To continue the comparison with my own career path, I went from consultancy, i.e. a system based on deliverables, to being a designer at the heart of Stanford Health Care, which calls for a continuous, long-term-focused approach to the work. And that’s exactly what ‘Lean UX’ is all about.
So how does adopting this particular approach to product creation change a company?
‘Lean UX’ encourages interdisciplinary collaboration. It brings together teams that in the past used to work in silos along traditional company dividing lines. Under the ‘Lean’ approach, employees – whether we’re talking about software developers, designers or marketing managers – have to work together because without smooth, continuous communication between them, errors will crop up that will impact the value chain and impinge on the final product, to the detriment of the user experience.
Basically ‘Lean UX’ requires us to take an overall, end-to-end view since it takes into account the technical feasibility of a given project, its business viability, and its ability to solve a real problem for the user, a concept which we describe as ‘fulfilment’. In other words we try to ensure that the app or device we’re creating is going to be effective, fully relevant and user-friendly.
Human-centered design strategy by Christian Égéa
How does the ‘Lean UX’ approach work in practice at Stanford Health Care?
At Stanford Health Care, we try to inculcate a feeling of inclusiveness, creating opportunities for collaboration between different areas of the business which traditionally never used to speak to each other because of the way the company was organised or because they thought that approach was more efficient. We now for example set up small multi-disciplinary work teams.
I should point out that the hospital has around 7,500 employees, most of whom are directly focused on healthcare. However, over the last three years there has been a real culture shift – a good illustration being that among the in-house staff we now have people hired for their digital and design skills.
When we’re running a project we try to bring the designers and software developers together with the commercial strategy people. This means actually sharing the same workspace. In addition, every two weeks we meet representatives from the patients’ community. We show them the work we’ve been doing, we observe them using our products or services, and then we make any necessary alterations on the basis of their feedback.
What are you currently working on at Stanford Health Care?
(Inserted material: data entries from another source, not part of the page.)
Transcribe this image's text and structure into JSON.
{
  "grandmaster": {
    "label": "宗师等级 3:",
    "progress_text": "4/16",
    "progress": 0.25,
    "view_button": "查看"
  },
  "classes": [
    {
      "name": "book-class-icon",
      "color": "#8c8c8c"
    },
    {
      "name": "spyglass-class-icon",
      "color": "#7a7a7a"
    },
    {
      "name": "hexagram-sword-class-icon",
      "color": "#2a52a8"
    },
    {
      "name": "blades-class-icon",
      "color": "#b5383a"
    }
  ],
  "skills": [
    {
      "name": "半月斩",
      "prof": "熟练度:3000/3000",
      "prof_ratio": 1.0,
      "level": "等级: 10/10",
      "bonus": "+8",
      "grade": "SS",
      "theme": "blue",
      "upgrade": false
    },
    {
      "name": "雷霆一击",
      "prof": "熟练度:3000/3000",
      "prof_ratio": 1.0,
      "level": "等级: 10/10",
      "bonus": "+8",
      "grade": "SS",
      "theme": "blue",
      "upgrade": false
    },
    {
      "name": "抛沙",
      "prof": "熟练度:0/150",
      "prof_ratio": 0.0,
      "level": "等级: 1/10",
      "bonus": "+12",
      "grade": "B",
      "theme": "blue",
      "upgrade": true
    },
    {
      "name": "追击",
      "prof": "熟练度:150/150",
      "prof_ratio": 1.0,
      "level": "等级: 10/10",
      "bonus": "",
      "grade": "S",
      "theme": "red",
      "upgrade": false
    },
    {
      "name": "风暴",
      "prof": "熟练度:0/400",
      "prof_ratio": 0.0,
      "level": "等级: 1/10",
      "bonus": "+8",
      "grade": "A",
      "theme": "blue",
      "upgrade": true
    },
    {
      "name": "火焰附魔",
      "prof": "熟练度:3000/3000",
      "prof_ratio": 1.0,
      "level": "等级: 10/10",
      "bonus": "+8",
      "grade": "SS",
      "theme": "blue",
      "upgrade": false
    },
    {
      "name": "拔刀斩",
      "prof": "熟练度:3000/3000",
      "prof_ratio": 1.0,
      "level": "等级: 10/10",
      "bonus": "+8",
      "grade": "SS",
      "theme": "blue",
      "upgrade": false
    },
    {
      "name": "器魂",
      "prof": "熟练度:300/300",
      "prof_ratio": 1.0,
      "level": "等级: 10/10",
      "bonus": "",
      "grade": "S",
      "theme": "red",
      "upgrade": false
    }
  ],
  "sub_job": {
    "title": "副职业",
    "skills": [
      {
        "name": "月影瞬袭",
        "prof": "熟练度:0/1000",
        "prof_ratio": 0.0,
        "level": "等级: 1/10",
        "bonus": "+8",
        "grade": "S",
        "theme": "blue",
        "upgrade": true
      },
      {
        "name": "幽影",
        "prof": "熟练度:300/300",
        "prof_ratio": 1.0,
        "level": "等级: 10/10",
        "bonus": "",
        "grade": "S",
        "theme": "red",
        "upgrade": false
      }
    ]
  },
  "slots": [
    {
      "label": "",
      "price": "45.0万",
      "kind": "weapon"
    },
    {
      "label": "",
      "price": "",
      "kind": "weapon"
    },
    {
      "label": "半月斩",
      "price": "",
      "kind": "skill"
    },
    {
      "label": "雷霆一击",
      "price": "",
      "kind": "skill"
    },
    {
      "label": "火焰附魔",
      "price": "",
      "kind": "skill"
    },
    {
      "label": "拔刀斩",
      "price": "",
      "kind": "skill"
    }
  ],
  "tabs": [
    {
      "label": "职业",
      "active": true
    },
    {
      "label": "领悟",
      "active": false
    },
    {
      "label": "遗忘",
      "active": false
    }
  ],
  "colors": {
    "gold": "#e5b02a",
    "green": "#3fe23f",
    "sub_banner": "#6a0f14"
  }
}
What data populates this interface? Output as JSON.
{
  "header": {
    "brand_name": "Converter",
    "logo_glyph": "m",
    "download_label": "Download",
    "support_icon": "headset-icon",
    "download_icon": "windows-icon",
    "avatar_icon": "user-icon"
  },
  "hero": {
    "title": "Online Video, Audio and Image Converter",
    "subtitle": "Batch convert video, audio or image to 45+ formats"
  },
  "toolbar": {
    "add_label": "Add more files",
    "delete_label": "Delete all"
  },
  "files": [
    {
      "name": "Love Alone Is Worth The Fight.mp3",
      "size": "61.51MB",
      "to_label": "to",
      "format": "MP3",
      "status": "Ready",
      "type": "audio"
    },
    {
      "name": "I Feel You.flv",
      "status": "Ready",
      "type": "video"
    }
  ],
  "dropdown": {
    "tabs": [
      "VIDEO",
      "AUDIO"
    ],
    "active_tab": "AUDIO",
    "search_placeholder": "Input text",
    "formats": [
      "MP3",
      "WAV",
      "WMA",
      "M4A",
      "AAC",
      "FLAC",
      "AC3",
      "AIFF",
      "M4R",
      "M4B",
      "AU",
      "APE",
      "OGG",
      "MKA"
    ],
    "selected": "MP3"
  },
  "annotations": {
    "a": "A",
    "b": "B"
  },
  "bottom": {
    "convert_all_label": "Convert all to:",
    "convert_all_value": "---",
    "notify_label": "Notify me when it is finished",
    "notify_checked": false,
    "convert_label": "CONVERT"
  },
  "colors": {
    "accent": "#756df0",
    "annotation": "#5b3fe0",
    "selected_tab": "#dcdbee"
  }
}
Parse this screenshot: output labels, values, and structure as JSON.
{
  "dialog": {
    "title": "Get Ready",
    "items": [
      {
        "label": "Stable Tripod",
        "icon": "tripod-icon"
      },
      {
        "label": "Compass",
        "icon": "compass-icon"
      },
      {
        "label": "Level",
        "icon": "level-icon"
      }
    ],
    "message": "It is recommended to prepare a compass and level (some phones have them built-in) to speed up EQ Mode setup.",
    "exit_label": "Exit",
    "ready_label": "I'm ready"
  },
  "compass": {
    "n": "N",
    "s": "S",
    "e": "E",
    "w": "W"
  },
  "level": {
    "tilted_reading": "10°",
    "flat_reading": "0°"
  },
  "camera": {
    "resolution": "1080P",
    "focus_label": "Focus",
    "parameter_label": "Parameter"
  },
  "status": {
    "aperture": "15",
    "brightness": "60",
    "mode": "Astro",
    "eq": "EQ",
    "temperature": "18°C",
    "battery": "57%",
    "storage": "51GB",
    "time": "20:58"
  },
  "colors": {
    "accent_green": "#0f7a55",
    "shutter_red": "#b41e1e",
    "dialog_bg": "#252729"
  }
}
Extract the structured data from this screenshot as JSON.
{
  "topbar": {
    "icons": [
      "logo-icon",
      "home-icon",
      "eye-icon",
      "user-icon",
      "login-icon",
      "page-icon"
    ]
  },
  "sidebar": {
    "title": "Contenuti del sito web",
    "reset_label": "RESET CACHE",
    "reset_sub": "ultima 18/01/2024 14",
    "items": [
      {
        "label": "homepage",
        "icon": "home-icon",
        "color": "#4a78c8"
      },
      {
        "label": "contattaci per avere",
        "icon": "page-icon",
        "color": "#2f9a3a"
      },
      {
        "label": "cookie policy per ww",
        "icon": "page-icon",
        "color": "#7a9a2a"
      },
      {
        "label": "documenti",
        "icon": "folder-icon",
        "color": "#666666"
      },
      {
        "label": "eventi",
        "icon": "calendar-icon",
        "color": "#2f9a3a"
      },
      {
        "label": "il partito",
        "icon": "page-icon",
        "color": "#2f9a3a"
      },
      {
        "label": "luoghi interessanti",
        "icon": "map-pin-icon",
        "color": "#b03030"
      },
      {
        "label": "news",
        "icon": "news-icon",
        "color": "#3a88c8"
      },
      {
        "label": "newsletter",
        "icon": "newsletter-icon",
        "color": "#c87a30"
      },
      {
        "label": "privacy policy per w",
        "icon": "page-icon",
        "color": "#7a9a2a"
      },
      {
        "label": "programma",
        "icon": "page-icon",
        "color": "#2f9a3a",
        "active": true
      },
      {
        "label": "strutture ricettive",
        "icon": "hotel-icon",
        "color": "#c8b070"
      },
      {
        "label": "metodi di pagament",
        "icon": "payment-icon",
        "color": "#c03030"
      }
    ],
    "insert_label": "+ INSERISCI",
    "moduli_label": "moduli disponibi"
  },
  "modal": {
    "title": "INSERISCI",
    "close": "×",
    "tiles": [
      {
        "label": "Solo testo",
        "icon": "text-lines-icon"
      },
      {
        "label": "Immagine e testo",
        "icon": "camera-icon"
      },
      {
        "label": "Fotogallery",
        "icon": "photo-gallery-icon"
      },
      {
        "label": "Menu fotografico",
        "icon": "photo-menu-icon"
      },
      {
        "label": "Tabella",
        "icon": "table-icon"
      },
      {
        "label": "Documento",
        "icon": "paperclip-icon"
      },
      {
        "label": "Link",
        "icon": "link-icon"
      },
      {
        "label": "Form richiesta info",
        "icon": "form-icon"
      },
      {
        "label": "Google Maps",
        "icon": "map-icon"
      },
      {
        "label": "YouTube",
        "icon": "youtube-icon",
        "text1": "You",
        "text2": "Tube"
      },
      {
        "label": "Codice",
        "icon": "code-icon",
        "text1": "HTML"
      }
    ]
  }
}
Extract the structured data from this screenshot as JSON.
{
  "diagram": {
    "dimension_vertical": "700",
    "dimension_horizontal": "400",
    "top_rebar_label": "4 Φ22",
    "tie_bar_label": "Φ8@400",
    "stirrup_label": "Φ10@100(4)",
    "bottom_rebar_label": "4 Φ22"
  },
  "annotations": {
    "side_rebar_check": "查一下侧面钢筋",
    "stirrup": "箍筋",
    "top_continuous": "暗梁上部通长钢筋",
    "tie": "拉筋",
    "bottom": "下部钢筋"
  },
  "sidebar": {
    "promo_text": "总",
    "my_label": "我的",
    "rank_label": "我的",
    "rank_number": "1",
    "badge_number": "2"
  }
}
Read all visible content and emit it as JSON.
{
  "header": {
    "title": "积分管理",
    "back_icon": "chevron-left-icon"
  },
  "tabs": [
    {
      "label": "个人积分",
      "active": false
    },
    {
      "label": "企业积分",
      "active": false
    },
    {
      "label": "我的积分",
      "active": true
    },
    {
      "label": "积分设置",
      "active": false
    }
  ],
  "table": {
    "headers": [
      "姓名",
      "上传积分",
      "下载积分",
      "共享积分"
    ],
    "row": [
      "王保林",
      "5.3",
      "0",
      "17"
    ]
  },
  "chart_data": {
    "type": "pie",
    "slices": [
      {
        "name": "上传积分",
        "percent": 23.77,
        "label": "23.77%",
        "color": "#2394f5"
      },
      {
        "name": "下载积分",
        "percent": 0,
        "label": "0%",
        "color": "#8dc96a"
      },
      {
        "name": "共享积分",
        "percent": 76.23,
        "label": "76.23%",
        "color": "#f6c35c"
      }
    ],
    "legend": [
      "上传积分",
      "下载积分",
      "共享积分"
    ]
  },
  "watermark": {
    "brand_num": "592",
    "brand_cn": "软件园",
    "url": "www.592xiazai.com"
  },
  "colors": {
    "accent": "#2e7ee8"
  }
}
At the moment we’re working on patient relationship scenarios, for example the way we welcome and counsel patients, in fact the whole way we talk to patients, basically. We’re trying to standardise people-to-people relations at Stanford Health Care, to create communication standards and put our own stamp on patient relations. It all comes back to the need to create a consistent experience across the entire range of contact points, both physical and online. We’ve built our online patients’ portal My Health – a web platform designed for both iOS and Android devices – along these lines. This is the prime online point of contact between patients and medical staff. It enables patients for example to make appointments, look up the results of their medical examinations, settle their bills and get in touch with a member of staff, all online.
We also hold regular get-togethers with our Help Desk team – that’s the call centre for those who use our apps. The call centre staff are in a good position to give feedback on our users’ views. They help us identify recurrent problems and test out our hypotheses regarding the solutions we hope to deliver with our latest prototype.